Sim, mudaram as alianças, nos últimos anos. Vivem mudando e só duram enquanto a chance de morder o filé não trocar de lado. Quando o olhão se acende, a consciência se apaga. As alianças, em nenhum momento, tomam em consideração questões ideológicas ou mesmo interesses imediatos dos súditos. Fazem-se das maneiras mais esdrúxulas e atentatórias ao pudor, levando quem ontem xingava a hoje exaltar e quem ontem abraçava a hoje repudiar. Os que se opõem ao sucateamento descarado de princípios e valores são desdenhosamente tachados de ingênuos, primários ou radicais, até porque suas objeções ignoram as exigências da governabilidade. Governabilidade esta que, para quem está de fora, ou seja, os governados, se resume ao preenchimento de cargos públicos e semelhantes pelos indicados por essas alianças. E, pensando melhor, para os governantes também.
Os partidos? Os mesmos e a mesma conversa, com a exceção dos nanicos, que aí estão apenas para compor a festa democrática. No Senado, as mesmas caras, os mesmos ares farisaicos, o mesmo Senado, com as mesmíssimas características. Na Câmara, também os mesmos, os mesmos em toda parte, os mesmos para onde quer que a gente se volte, os mesmos que ressurgem como assombrações quando alguém clama por renovação e que perduram entra ano, sai ano, vem eleição, vai eleição. E os mesmos programas, que promoverão a justiça social, investirão em saneamento básico, darão prioridade à educação e à saúde e assim por diante - ouviu um, ouviu outro.

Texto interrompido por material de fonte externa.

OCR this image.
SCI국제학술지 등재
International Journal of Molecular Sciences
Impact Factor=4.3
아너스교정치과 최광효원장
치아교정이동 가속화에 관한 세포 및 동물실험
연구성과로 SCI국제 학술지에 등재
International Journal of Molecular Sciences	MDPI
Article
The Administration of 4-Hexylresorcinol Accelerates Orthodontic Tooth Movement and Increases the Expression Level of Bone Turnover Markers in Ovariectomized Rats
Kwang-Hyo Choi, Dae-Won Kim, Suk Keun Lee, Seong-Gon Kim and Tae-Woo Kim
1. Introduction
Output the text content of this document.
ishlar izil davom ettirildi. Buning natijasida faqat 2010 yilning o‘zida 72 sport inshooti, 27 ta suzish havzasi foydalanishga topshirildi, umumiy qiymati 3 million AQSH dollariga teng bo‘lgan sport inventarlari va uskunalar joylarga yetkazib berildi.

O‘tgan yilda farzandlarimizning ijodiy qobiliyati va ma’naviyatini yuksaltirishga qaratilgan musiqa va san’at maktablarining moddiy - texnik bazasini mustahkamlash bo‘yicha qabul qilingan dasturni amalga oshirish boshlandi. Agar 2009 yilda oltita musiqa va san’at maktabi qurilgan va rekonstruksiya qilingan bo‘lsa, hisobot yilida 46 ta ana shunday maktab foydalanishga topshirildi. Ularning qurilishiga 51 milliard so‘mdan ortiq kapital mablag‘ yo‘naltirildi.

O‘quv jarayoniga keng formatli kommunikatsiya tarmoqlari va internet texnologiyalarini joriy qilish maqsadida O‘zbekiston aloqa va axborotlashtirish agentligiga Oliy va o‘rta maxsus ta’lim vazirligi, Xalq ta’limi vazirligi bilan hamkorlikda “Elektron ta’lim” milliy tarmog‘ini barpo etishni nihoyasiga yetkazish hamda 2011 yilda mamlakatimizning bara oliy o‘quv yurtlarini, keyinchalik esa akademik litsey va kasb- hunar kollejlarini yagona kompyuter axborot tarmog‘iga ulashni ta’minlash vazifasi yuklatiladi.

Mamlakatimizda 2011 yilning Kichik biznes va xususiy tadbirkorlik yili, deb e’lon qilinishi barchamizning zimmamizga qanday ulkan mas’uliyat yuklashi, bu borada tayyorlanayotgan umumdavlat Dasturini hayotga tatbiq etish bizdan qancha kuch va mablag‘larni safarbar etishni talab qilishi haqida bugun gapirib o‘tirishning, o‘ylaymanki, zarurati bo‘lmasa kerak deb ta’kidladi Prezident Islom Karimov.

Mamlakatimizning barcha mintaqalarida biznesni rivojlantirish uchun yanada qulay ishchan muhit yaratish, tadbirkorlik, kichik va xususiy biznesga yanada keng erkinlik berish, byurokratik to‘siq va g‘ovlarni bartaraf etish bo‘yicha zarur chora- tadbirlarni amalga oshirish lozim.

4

Agora esse escândalo da Receita Federal praticamente não causou revolta em ninguém e também é facílimo prever que vai ficar tudo por isso mesmo. Podem perguntar o que quiserem à Receita Federal, que ela é soberana e não dá satisfações e o cidadão não tem nada com isso, tem mais é que pagar, calar a boca e deixar as autoridades em paz. Não consigo imaginar país nenhum em que um descalabro desses não fosse objeto de uma indignação sem medidas e unânime, com todas as consequências disso advindas, inclusive punições, sanções e reformas enérgicas. Aqui não. Aqui é tratado como uma fofoca de campanha, quando a avacalhação do sigilo de dados confidenciais não precisa ter nada a ver com campanha nenhuma, como comprova a venda acintosa de informações também confidenciais. É um abuso inominável, um crime contra a credibilidade e a estabilidade das instituições, mas a carneirada dá de ombros e procura o caderno de variedades para ler, em vez da chatice que afeta sua vida. Em que confiar, em que acreditar?
Grandes coisas, estas previsões, agora que as vejo aqui expostas. Qualquer um poderia fazer estas e outras, é só olhar em torno ou ligar a televisão. Mas não custa ser explícito e novamente creio que muita gente pensa como eu. Ninguém mais, que eu saiba, duvida que d. Dilma se eleja (presidenta, segundo ela; daqui a pouco haverá gerentas de bancos e jovens adolescentas). Acho que apenas o dr. Serra ainda bota fé no contrário. Mas ele deve é se preparar para ter o ex-presidente Lula como companheiro de oposição, uns dois anos depois da posse da presidenta. Para prever, é só viver e ver.